Google’s TPU obsession is Marvell’s moment
Marvell is having one of those “suddenly everybody wants a piece of you” weeks. Alphabet’s Google is reportedly working with Marvell on next-gen AI chips, including a memory processing unit and a new TPU setup designed to move data faster and make AI workloads less of a bottleneck-fest.
If you’re keeping score at home, that matters because Google keeps trying to chip away — pun fully intended — at Nvidia’s grip on AI compute. And the more Google leans into its own silicon stack, the more valuable partners like Marvell become. It’s the classic “picks and shovels in a gold rush” story, except the gold rush is now training giant AI models and everyone’s arguing about memory bandwidth.
The analyst crowd is also piling in
RBC Capital didn’t exactly whisper its opinion. The firm lifted its price target on Marvell to $170 from $115 and kept an Outperform rating, pointing to stronger optical connectivity, visibility into Trainium chip production, and demand tied to cloud AI spending.

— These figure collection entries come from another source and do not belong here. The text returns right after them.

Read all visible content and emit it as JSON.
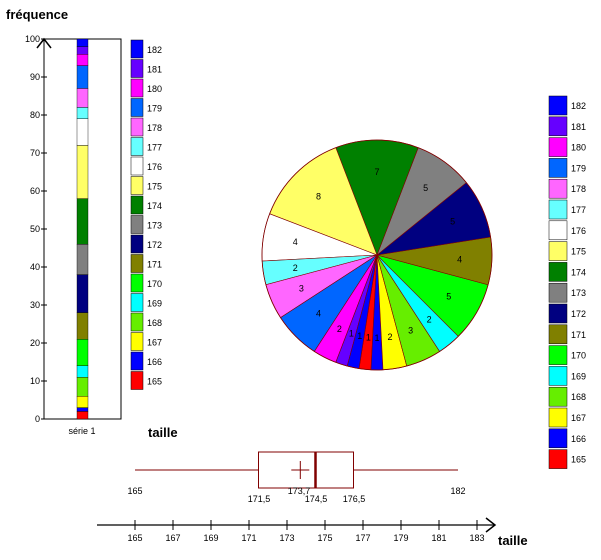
{
  "chart_data": [
    {
      "type": "stacked-bar",
      "ylabel": "fréquence",
      "xlabel": "taille",
      "category": "série 1",
      "ylim": [
        0,
        100
      ],
      "yticks": [
        0,
        10,
        20,
        30,
        40,
        50,
        60,
        70,
        80,
        90,
        100
      ],
      "segments": [
        {
          "name": "165",
          "value": 2,
          "color": "#ff0000"
        },
        {
          "name": "166",
          "value": 1,
          "color": "#0000ff"
        },
        {
          "name": "167",
          "value": 3,
          "color": "#ffff00"
        },
        {
          "name": "168",
          "value": 5,
          "color": "#66ee00"
        },
        {
          "name": "169",
          "value": 3,
          "color": "#00ffff"
        },
        {
          "name": "170",
          "value": 7,
          "color": "#00ff00"
        },
        {
          "name": "171",
          "value": 7,
          "color": "#808000"
        },
        {
          "name": "172",
          "value": 10,
          "color": "#000080"
        },
        {
          "name": "173",
          "value": 8,
          "color": "#808080"
        },
        {
          "name": "174",
          "value": 12,
          "color": "#008000"
        },
        {
          "name": "175",
          "value": 14,
          "color": "#ffff66"
        },
        {
          "name": "176",
          "value": 7,
          "color": "#ffffff"
        },
        {
          "name": "177",
          "value": 3,
          "color": "#66ffff"
        },
        {
          "name": "178",
          "value": 5,
          "color": "#ff66ff"
        },
        {
          "name": "179",
          "value": 6,
          "color": "#0066ff"
        },
        {
          "name": "180",
          "value": 3,
          "color": "#ff00ff"
        },
        {
          "name": "181",
          "value": 2,
          "color": "#6600ff"
        },
        {
          "name": "182",
          "value": 2,
          "color": "#0000ff"
        }
      ]
    },
    {
      "type": "pie",
      "slices": [
        {
          "name": "165",
          "value": 1,
          "color": "#ff0000"
        },
        {
          "name": "166",
          "value": 1,
          "color": "#0000ff"
        },
        {
          "name": "167",
          "value": 2,
          "color": "#ffff00"
        },
        {
          "name": "168",
          "value": 3,
          "color": "#66ee00"
        },
        {
          "name": "169",
          "value": 2,
          "color": "#00ffff"
        },
        {
          "name": "170",
          "value": 5,
          "color": "#00ff00"
        },
        {
          "name": "171",
          "value": 4,
          "color": "#808000"
        },
        {
          "name": "172",
          "value": 5,
          "color": "#000080"
        },
        {
          "name": "173",
          "value": 5,
          "color": "#808080"
        },
        {
          "name": "174",
          "value": 7,
          "color": "#008000"
        },
        {
          "name": "175",
          "value": 8,
          "color": "#ffff66"
        },
        {
          "name": "176",
          "value": 4,
          "color": "#ffffff"
        },
        {
          "name": "177",
          "value": 2,
          "color": "#66ffff"
        },
        {
          "name": "178",
          "value": 3,
          "color": "#ff66ff"
        },
        {
          "name": "179",
          "value": 4,
          "color": "#0066ff"
        },
        {
          "name": "180",
          "value": 2,
          "color": "#ff00ff"
        },
        {
          "name": "181",
          "value": 1,
          "color": "#6600ff"
        },
        {
          "name": "182",
          "value": 1,
          "color": "#0000ff"
        }
      ]
    },
    {
      "type": "boxplot",
      "min": 165,
      "q1": 171.5,
      "mean": 173.7,
      "median": 174.5,
      "q3": 176.5,
      "max": 182,
      "labels": {
        "min": "165",
        "q1": "171,5",
        "mean": "173,7",
        "median": "174,5",
        "q3": "176,5",
        "max": "182"
      }
    },
    {
      "type": "axis",
      "xlabel": "taille",
      "ticks": [
        "165",
        "167",
        "169",
        "171",
        "173",
        "175",
        "177",
        "179",
        "181",
        "183"
      ]
    }
  ]
}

A few other bits worth chewing on:
- RBC estimated about $1.6 billion in custom silicon revenue from AWS this year
- It sees Marvell still growing at a healthy double-digit clip
- The only fly in the ointment: limited 3-nanometer wafer supply
Why your portfolio should care
Marvell’s stock was already strutting around near 52-week highs, so this isn’t some sleepy “nice quarter, folks” situation. The market is clearly rewarding the company for being in the right neighborhood of the AI buildout — and for not being a one-trick pony.
But there’s a catch. When a stock is this extended and RSI is screaming “overbought,” the next move can get choppy fast. Translation: the AI story is still hot, but so is the risk of a breather if the crowd gets too enthusiastic.
Big picture: Marvell is becoming one of the clearest beneficiaries of the AI infrastructure boom. The question now is less “is there demand?” and more “can supply and valuation keep up?”